Reaffirming its full-year guidance for organic operating profit growth of 2%-6%, Carlsberg said it would continue to monitor the impact of the conflict, focusing on any changes to consumer behaviour, commodity prices and supply chain.
Carlsberg reported organic volume growth of 2.8% and organic revenue growth of 3.6% in the first quarter of 2026, ahead of analyst forecasts of 1.4% and 2.8% respectively.
“Performance broadly met expectations at group level, with regional delivery mixed but directionally encouraging,” Barclays analyst Laurence Whyatt said in a note to clients.
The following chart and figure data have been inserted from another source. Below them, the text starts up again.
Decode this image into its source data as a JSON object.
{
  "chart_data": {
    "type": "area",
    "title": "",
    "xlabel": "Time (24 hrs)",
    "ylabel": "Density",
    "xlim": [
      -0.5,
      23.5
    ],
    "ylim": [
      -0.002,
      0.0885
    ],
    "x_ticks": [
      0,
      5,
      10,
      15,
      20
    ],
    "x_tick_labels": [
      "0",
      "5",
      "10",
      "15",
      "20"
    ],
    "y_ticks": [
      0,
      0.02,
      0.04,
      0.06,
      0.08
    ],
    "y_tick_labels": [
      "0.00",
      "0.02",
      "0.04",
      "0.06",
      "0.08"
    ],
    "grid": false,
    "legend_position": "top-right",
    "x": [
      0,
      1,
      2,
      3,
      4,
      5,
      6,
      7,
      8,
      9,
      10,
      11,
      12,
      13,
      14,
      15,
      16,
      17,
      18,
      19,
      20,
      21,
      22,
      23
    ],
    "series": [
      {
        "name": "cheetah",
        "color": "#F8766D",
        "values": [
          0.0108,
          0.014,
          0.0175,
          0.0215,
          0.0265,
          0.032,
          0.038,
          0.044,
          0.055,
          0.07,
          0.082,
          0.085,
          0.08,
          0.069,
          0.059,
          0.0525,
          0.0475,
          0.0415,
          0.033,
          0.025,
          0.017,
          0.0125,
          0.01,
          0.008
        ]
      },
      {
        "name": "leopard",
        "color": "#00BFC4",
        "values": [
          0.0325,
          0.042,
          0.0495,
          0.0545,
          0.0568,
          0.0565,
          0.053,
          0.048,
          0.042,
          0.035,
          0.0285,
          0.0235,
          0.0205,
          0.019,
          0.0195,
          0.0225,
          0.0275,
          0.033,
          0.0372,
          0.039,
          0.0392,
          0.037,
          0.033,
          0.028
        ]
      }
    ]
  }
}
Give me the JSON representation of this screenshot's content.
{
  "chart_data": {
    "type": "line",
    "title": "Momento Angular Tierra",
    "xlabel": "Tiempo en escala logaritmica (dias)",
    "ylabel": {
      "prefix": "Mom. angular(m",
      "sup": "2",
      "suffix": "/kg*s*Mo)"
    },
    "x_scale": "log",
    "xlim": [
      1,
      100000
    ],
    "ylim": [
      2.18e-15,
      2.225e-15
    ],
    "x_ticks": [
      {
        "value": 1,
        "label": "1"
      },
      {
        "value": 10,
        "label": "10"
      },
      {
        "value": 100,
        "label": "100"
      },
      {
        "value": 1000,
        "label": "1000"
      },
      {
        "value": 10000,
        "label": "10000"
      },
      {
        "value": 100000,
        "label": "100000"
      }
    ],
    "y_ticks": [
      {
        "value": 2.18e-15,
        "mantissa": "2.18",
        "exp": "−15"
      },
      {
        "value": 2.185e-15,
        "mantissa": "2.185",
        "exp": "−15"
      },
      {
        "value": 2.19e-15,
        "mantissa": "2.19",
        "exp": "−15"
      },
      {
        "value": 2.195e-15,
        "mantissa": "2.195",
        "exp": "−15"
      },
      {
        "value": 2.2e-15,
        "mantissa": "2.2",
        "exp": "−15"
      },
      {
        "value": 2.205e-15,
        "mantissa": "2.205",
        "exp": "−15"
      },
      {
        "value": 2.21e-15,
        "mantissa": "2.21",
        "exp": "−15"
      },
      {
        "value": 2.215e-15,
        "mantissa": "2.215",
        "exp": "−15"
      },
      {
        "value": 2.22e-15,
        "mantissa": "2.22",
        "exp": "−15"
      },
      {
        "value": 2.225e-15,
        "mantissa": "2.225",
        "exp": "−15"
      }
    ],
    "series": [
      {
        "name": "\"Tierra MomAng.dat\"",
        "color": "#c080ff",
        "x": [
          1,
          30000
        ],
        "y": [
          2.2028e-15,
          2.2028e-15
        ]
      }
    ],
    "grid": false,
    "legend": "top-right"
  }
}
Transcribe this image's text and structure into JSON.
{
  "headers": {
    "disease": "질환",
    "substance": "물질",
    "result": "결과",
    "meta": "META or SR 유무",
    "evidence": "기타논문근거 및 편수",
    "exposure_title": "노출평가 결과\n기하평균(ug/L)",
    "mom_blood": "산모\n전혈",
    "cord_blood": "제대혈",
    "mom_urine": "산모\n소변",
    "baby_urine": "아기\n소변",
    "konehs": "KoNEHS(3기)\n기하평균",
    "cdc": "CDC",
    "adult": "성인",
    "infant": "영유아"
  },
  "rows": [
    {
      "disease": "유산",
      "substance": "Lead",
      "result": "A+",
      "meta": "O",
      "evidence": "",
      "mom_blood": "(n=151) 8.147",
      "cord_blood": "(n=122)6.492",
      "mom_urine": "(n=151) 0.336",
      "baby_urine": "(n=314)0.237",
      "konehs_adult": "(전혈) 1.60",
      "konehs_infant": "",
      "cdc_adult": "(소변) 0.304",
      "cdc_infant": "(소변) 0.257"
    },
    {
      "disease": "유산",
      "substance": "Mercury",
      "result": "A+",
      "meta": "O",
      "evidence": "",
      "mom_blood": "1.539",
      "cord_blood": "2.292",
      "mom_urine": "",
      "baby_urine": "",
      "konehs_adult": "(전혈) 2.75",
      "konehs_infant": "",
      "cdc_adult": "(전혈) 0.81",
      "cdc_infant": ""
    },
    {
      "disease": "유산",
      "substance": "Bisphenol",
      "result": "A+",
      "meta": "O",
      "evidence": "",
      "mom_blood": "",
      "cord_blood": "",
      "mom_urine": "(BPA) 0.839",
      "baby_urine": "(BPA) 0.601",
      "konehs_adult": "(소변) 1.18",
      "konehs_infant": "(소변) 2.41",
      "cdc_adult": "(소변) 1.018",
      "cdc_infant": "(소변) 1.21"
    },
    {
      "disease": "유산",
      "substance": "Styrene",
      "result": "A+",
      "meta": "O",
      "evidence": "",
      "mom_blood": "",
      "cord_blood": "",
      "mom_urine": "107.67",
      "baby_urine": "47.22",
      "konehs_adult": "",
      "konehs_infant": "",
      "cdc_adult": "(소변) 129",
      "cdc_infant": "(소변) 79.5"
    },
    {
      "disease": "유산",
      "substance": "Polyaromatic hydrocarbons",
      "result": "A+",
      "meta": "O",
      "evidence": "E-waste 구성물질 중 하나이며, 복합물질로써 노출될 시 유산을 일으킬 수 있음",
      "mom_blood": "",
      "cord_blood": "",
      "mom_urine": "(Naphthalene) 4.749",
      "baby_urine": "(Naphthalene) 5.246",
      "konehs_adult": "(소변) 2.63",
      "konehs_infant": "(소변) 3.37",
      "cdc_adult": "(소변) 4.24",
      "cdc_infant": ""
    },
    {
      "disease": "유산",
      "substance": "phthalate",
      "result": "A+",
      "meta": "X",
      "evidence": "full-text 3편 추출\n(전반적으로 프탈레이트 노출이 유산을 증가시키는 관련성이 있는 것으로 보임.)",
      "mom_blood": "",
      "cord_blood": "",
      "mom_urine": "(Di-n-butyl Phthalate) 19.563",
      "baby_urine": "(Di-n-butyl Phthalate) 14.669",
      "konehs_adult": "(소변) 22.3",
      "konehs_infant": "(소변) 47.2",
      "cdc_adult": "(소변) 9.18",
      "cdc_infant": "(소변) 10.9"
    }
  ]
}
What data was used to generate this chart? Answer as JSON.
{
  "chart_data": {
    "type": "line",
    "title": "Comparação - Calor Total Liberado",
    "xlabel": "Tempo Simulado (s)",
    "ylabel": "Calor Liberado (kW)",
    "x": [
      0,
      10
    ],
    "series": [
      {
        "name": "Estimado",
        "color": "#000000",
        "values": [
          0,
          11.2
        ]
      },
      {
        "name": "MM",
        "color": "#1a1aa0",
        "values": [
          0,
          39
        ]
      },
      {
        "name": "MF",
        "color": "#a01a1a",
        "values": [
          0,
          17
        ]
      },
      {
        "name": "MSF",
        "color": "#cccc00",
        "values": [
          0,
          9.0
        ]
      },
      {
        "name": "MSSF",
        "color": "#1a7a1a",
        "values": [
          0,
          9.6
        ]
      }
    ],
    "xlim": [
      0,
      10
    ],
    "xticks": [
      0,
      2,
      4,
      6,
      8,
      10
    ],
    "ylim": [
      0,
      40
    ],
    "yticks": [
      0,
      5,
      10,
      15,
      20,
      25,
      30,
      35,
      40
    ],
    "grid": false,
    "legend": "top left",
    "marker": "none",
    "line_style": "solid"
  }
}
Revenue growth was delivered by Carlsberg’s major growth categories of premium beer (+3%), soft drinks (+10%), and alcohol-free brews (+7%).
Volumes, meanwhile, were driven by positive showings in Central & Eastern Europe and India & Asia (+3.4%), although Western Europe also climbed 1.2%, driven by the Nordics and the UK.
The UK delivered “strong growth ahead of the market in both soft drinks and beer” with mid single-digit volume growth in soft drinks supported by the Pepsi portfolio, Carlsberg said.
“We delivered a good start to 2026 with organic volume and revenue growth in all three regions, strong results for our strategic category growth drivers – premium beer, soft drinks and alcohol-free brews – and a return to solid growth in our Asia region,” said Carlsberg Group CEO Jacob Aarup-Andersen.
Carlsberg recently announced an expanded bottling partnership, becoming a PepsiCo bottler in Denmark, Finland and the Baltics from January 2029.
“The growth prospects and value creation opportunities from a business model that combines the Carlsberg and PepsiCo beverage portfolios are truly significant,” Aarup-Andersen added.